Gina Haspel ist die erste Frau an der Spitze der CIA.

Gina Haspel ist die erste Frau an der Spitze der CIA.

Der US-Senat hat der Nominierung der umstrittenen Kandidatin Gina Haspel als neuer CIA-Direktorin zugestimmt.

shz.de von
17. Mai 2018, 22:57 Uhr

Washington | Der US-Senat hat der Nominierung der umstrittenen Kandidatin Gina Haspel als neuer CIA-Direktorin zugestimmt. Haspel wird damit die erste Frau an der Spitze des Auslandsgeheimdienstes sein. Die 61 Jahre alte Haspel, die den weitaus größten Teil ihrer 33-jährigen Dienstzeit undercover verbracht hat, leitet den Geheimdienst bereits kommissarisch. Sie wird Mike Pompeo nachfolgen, der inzwischen Außenminister ist. Der Senat bestätigte sie am Donnerstag mit 54 zu 45 Stimmen.

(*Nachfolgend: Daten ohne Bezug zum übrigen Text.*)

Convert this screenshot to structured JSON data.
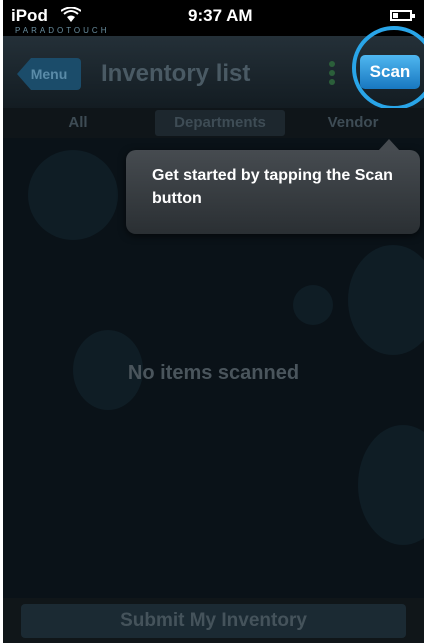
{
  "status_bar": {
    "carrier": "iPod",
    "time": "9:37 AM",
    "brand": "PARADOTOUCH",
    "wifi_icon": "wifi-icon",
    "battery_icon": "battery-icon",
    "battery_level": 0.3
  },
  "navbar": {
    "menu_label": "Menu",
    "title": "Inventory list",
    "scan_label": "Scan",
    "more_icon": "vertical-dots-icon",
    "accent_color": "#29a5e8"
  },
  "segments": {
    "items": [
      {
        "label": "All"
      },
      {
        "label": "Departments"
      },
      {
        "label": "Vendor"
      }
    ],
    "selected": "Departments"
  },
  "tooltip": {
    "text": "Get started by tapping the Scan button"
  },
  "main": {
    "empty_text": "No items scanned"
  },
  "footer": {
    "submit_label": "Submit My Inventory"
  }
}
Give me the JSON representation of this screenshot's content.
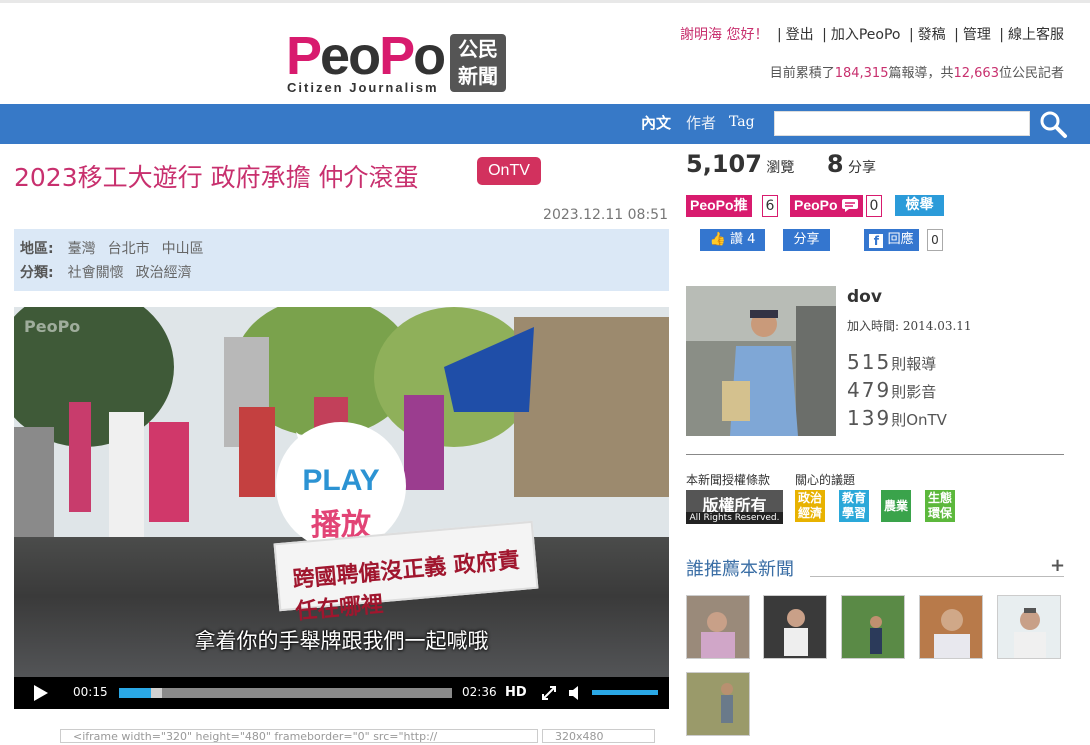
{
  "header": {
    "logo_word": "PeoPo",
    "logo_box_line1": "公民",
    "logo_box_line2": "新聞",
    "logo_sub": "Citizen Journalism",
    "greeting": "謝明海 您好！",
    "nav": [
      "登出",
      "加入PeoPo",
      "發稿",
      "管理",
      "線上客服"
    ],
    "stats_prefix": "目前累積了",
    "stats_reports": "184,315",
    "stats_mid": "篇報導，共",
    "stats_reporters": "12,663",
    "stats_suffix": "位公民記者"
  },
  "searchbar": {
    "tabs": [
      "內文",
      "作者",
      "Tag"
    ],
    "placeholder": ""
  },
  "article": {
    "title": "2023移工大遊行 政府承擔 仲介滾蛋",
    "badge": "OnTV",
    "date": "2023.12.11 08:51",
    "location_label": "地區:",
    "location": [
      "臺灣",
      "台北市",
      "中山區"
    ],
    "category_label": "分類:",
    "category": [
      "社會關懷",
      "政治經濟"
    ]
  },
  "video": {
    "watermark": "PeoPo",
    "play_en": "PLAY",
    "play_zh": "播放",
    "banner_text": "跨國聘僱沒正義 政府責任在哪裡",
    "subtitle": "拿着你的手舉牌跟我們一起喊哦",
    "current_time": "00:15",
    "duration": "02:36",
    "progress": 0.096,
    "buffered": 0.13,
    "hd_label": "HD",
    "volume": 1.0
  },
  "embed": {
    "code": "<iframe width=\"320\" height=\"480\" frameborder=\"0\" src=\"http://",
    "size": "320x480"
  },
  "sidebar": {
    "views": "5,107",
    "views_label": "瀏覽",
    "shares": "8",
    "shares_label": "分享",
    "push_label": "PeoPo推",
    "push_count": "6",
    "comment_label": "PeoPo",
    "comment_count": "0",
    "report_label": "檢舉",
    "like_label": "讚 4",
    "share_label": "分享",
    "fb_label": "回應",
    "fb_count": "0",
    "author": {
      "name": "dov",
      "joined": "加入時間: 2014.03.11",
      "reports": "515",
      "reports_label": "則報導",
      "videos": "479",
      "videos_label": "則影音",
      "ontv": "139",
      "ontv_label": "則OnTV"
    },
    "license_title": "本新聞授權條款",
    "topics_title": "關心的議題",
    "copyright_line1": "版權所有",
    "copyright_line2": "All Rights Reserved.",
    "topics": [
      {
        "label": "政治經濟",
        "color": "#e8b200"
      },
      {
        "label": "教育學習",
        "color": "#2aa8d9"
      },
      {
        "label": "農業",
        "color": "#3aa34b"
      },
      {
        "label": "生態環保",
        "color": "#5cb83c"
      }
    ],
    "recommend_title": "誰推薦本新聞",
    "recommend_more": "+"
  }
}
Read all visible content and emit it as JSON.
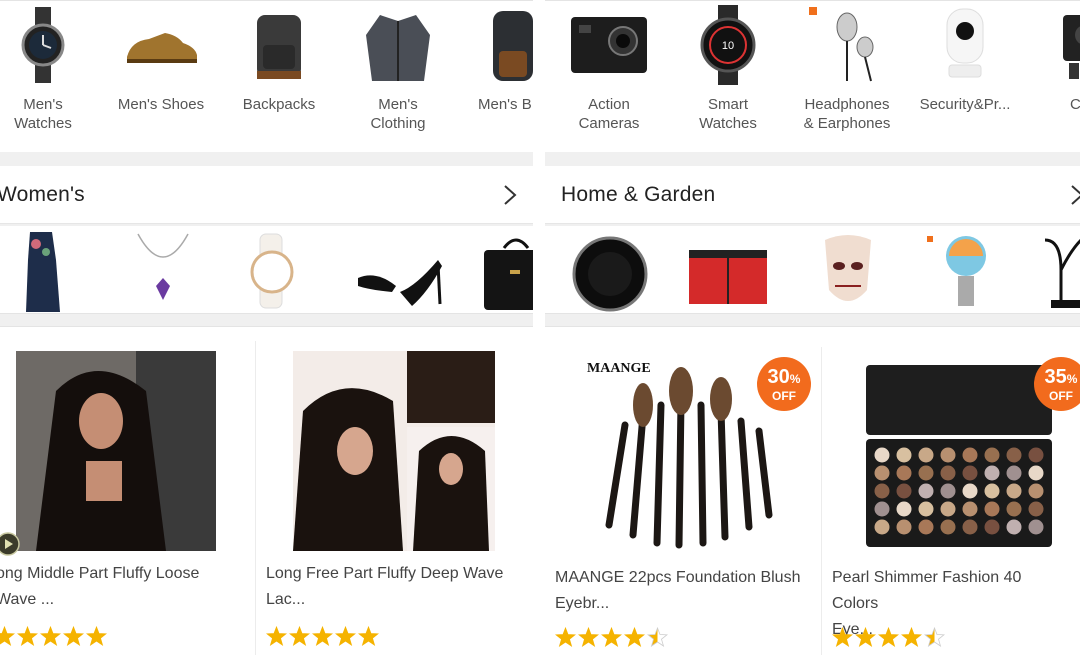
{
  "left": {
    "categories": [
      {
        "label": "Men's\nWatches",
        "icon": "watch-icon"
      },
      {
        "label": "Men's Shoes",
        "icon": "shoe-icon"
      },
      {
        "label": "Backpacks",
        "icon": "backpack-icon"
      },
      {
        "label": "Men's\nClothing",
        "icon": "jacket-icon"
      },
      {
        "label": "Men's B",
        "icon": "bag-icon"
      }
    ],
    "section_title": "Women's",
    "strip_items": [
      "dress-thumbnail",
      "necklace-thumbnail",
      "ladies-watch-thumbnail",
      "heels-thumbnail",
      "handbag-thumbnail"
    ],
    "products": [
      {
        "title": "ong Middle Part Fluffy Loose\nWave ...",
        "rating": 5
      },
      {
        "title": "Long Free Part Fluffy Deep Wave\nLac...",
        "rating": 5
      }
    ]
  },
  "right": {
    "categories": [
      {
        "label": "Action\nCameras",
        "icon": "action-camera-icon"
      },
      {
        "label": "Smart\nWatches",
        "icon": "smartwatch-icon"
      },
      {
        "label": "Headphones\n& Earphones",
        "icon": "earphones-icon"
      },
      {
        "label": "Security&Pr...",
        "icon": "security-camera-icon"
      },
      {
        "label": "C\nElect",
        "icon": "dash-camera-icon"
      }
    ],
    "section_title": "Home & Garden",
    "strip_items": [
      "robot-vacuum-thumbnail",
      "trunk-organizer-thumbnail",
      "mask-thumbnail",
      "smart-bulb-thumbnail",
      "jewelry-tree-thumbnail"
    ],
    "products": [
      {
        "title": "MAANGE 22pcs Foundation Blush\nEyebr...",
        "rating": 4.5,
        "discount": "30",
        "discount_unit": "%",
        "off_label": "OFF",
        "brand_text": "MAANGE"
      },
      {
        "title": "Pearl Shimmer Fashion 40 Colors\nEye...",
        "rating": 4.5,
        "discount": "35",
        "discount_unit": "%",
        "off_label": "OFF"
      }
    ]
  },
  "colors": {
    "star": "#f5b300",
    "badge": "#f26b1d",
    "divider": "#f0f0f0"
  }
}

Umstrittene Verhörmethoden

Haspels Nominierung durch US-Präsident Donald Trump war umstritten, weil sie als CIA-Agentin in der Zeit nach den Terroranschlägen im Jahr 2001 Verhörmethoden toleriert haben soll, die heute verboten sind und international als Folter betrachtet werden. Darunter fällt auch das sogenannte Waterboarding, ein simuliertes Ertränken von Gefangenen. Die Methoden waren während der Amtszeit von Präsident George W. Bush legal. Oft wurden Terrorverdächtige entführt und weltweit in Geheimgefängnissen („black sites“) verhört. Die Methoden wurden später von Präsident Barack Obama verboten.

Haspel schwört Folter ab

Haspel hatte in der Zeit Berichten zufolge ein CIA-Geheimgefängnis in Thailand geleitet, wo mehrere Häftlinge den sogenannten „erweiterten Verhörmethoden“ unterzogen worden waren. Unklar ist jedoch, welche Rolle Haspel selbst dabei gespielt hat. Im Senat erklärte Haspel, ähnliche Methoden wolle sie nicht wieder einführen, selbst wenn Trump sie dazu auffordern würde. „Ich glaube, die CIA muss ihre Aktivitäten im Einklang mit amerikanischen Werten durchführen“, sagte Haspel. Trump hat oft Sympathie für brutale Verhöre erkennen lassen.